WILLIAMSTOWN — With just two months of service left at the Mid-Ohio Valley Regional Airport, Via Airlines’ numbers plunged in October and the company’s service at Charlotte Douglas International Airport is suspended.

“The enplanements, I think, are the worst we’ve had here in history, 71,” airport Manager Glen Kelly told members of the Wood County Airport Authority during their monthly meeting Tuesday.

Kelly distributes enplanement numbers to authority members at the monthly meetings with statistics dating back to 2007 for context. Other than a two-month period in 2007 with no enplanements, the lowest monthly number in that period came in February 2017, when Via logged 141 enplanements amid required maintenance issues.

After being over 300 from May to August, the number of people flying out of the airport dipped to 165 in September, due in part to seven flights canceled because of Hurricane Florence.

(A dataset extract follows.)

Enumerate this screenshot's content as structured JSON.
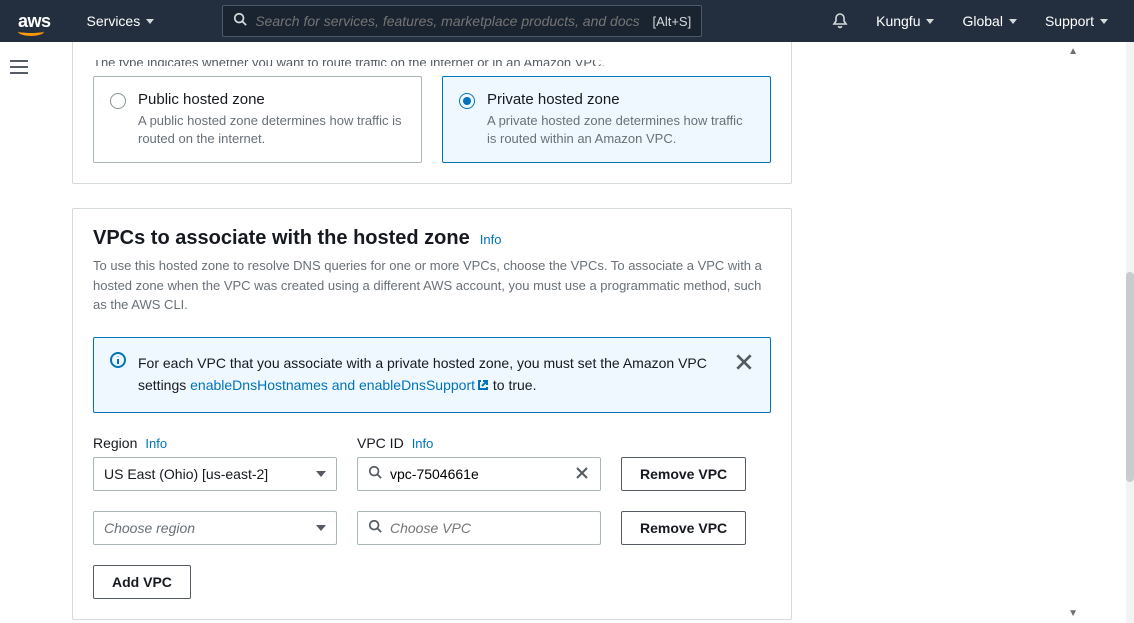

Via had 54 flights scheduled in October; just 27 of them were completed, Kelly said. The majority of the cancellations were maintenance-related, he said.

Even if Via was flying, the airline can’t take local passengers to Charlotte right now.

“As of last Friday, Charlotte has taken their gate,” Kelly said.

A spokesperson for the Charlotte airport — to which Via has flown from the Mid-Ohio Valley since fall 2016 — said by email Tuesday that Via’s service there is currently suspended.

“The City of Charlotte (Charlotte Douglas International Airport) has been working with Via Air to resolve their non-payment issues,” the spokesperson said. “We remain in communications with Via Air and are hopeful service will resume in the future.”

Via’s flights from the Mid-Ohio Valley airport are canceled at least through Friday, Kelly said. As of Tuesday evening, the company’s website did not allow the option of booking flights out of Parkersburg before Saturday.

A message left with Via’s corporate offices in Florida was not returned Tuesday.

Via will cease operations at the local airport in early December after the Mid-Ohio Valley Regional Airport Authority, the airport’s marketing arm, recommended Tennessee-based Contour Airlines as the provider for federally subsidized Essential Air Service. The U.S. Department of Transportation approved the selection last month.

Contour is scheduled to begin its service Dec. 5.

One thing Kelly said will help ensure the new carrier’s success is the ability to keep a plane at the airport overnight and perform maintenance on it. Toward that end, Kelly showed authority members a computer rendering of an extension for hangar 4 that will allow Contour’s jet to be sheltered at the airport.

“It’s essential if we want them to be able to roll out of here every morning,” he said.

The estimated price, including a new roof, is $400,000 to $450,000, Kelly said. He plans to seek the funds through public and private contributions.

Kelly told authority members he has applied for an $18 million federal infrastructure grant to repave the runway and install new runway lighting.

The required match for the grant — part of $1 billion allocated for airports under President Donald Trump’s infrastructure initiative — is 10 percent. However, because the local airport is a non-primary facility in a rural area, no match is required, Kelly said.

“That runway rehab has been looming, and the fact that this money’s out there with no match … it’s a rare, rare opportunity,” he said.